What is bipolar love?

I used to walk through parks, woodlands, sit outside my house until 4am, and meditate on the meaning of life and love. At 12 years old, I had never felt a force of love from my parents, and the few friends I had were not ones that I could love unconditionally. The lack of love from my own parents formed the introversion of my inner self. My emotions hardened and if anyone came near me, I would walk away. I would also never let anyone touch me, not even family. My mum said that this behaviour hurt her a lot. I could not bring myself to tell her that she was part of that problem.

My parents never showed their love for me or my brother, I didn’t know what it was. (I was 19 when I first told my mum and dad that I loved them. And I was able to hug them. It was my first year of university).

But the love I felt came from the life around me. The more time I spent in nature, the more my true unconditional love began to flow out from me and back into nature. I hugged trees, picked flowers, cried whenever I saw a dead animal (and wanted to die with it.), I ran my hands through the grass, I took my shoes off and walked in the shallow waters underneath the weeping willow. I spent hours in parks and woods, I was me. I was free. I had separated from humanity, and took nature as my family and my love.

The more I sat in the fields in the countryside, the more I began to feel within me. As I meditated and focused on the beautiful bird song, my senses heightened to a point to where I Could no longer feel what was around me, but I could still feel that love inside me. The love burned my heart and it felt like I was moving towards a flame of love that had such force and heat…I then passed out.

When I saw my psychiatrist, he told me that it was all in my head, and that it was probably due to a hypomanic episode. I realised how easy it is for a doctor to disregard anything their bipolar patient feels, ridicule it and blame it on the illness.

This caused me much pain, because love is love. The doctor would not disagree with me if I said I loved my mum. But here he is looking at me with pitiful eyes, denying my expression of my love towards the love of the nature around me. I never spoke to him about that love again.

Human love I see like the love I have of nature, but I realise that very few people are worthy of true love. all I ever wanted from a relationship was mutual unconditional love, a fun and spontaneous spirit of exploration, and a trust that cannot be equalled anywhere else.

But thanks to manic psychosis, I have never known that beautiful love, that a man and woman can have. My experience with a mentally abusive secret husband, left me begging to die, and I no longer wanted to be with a man ever again. I lost that trust. There was never a love, there was an infesting hatred towards him that started the moment I woke up and saw him. …….

However, after the abuse and divorce (he would not let me divorce him, so I hate to pray that one day he would divorce me, and by the grace of God he did).

I still wait, for that unconditional love, I have so much to give and so much to share. (But I have a feeling, that for me this could be a dream and not a reality.)

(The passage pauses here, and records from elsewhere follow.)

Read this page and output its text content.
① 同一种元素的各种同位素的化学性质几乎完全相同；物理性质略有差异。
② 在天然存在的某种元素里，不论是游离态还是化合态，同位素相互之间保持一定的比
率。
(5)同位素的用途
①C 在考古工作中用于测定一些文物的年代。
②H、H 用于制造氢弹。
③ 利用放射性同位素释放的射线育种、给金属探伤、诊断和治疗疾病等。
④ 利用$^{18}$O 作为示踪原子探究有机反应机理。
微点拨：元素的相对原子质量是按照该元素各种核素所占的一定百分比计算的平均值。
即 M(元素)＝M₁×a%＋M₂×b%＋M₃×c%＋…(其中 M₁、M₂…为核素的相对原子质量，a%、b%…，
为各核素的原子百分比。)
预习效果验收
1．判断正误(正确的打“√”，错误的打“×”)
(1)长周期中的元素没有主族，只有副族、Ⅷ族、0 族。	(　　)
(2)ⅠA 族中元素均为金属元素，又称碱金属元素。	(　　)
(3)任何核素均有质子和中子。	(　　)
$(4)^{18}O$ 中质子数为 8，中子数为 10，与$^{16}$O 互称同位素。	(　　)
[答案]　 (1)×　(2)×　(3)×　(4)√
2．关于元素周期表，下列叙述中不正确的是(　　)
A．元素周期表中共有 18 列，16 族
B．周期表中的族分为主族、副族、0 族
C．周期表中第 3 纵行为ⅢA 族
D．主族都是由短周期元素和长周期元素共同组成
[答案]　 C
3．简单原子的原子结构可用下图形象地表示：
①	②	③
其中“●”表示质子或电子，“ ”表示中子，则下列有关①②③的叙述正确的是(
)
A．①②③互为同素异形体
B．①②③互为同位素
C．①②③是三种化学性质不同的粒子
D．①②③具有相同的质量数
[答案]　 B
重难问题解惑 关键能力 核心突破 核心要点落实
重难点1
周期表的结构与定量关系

So for all bipolars who are lucky enough to have found true love and true freedom, don’t waste a single moment of your lives together. Share everything together, be together for a love that will hopefully never die.


One response to “What is bipolar love?”

  1. Rowan H. Avatar

    I had a very similar feeling with my mother, unfortunately. And I’m so sorry that you had to go through that, and everything with your marriage, and, obviously, that god awful psych. Those experiences really do scar a person.
    But everything I read about the feelings you get being in and for nature? That honestly made my heart soar for you. I hope that you still have that to this day—despite the invalidation of others. You deserve that unbridled joy.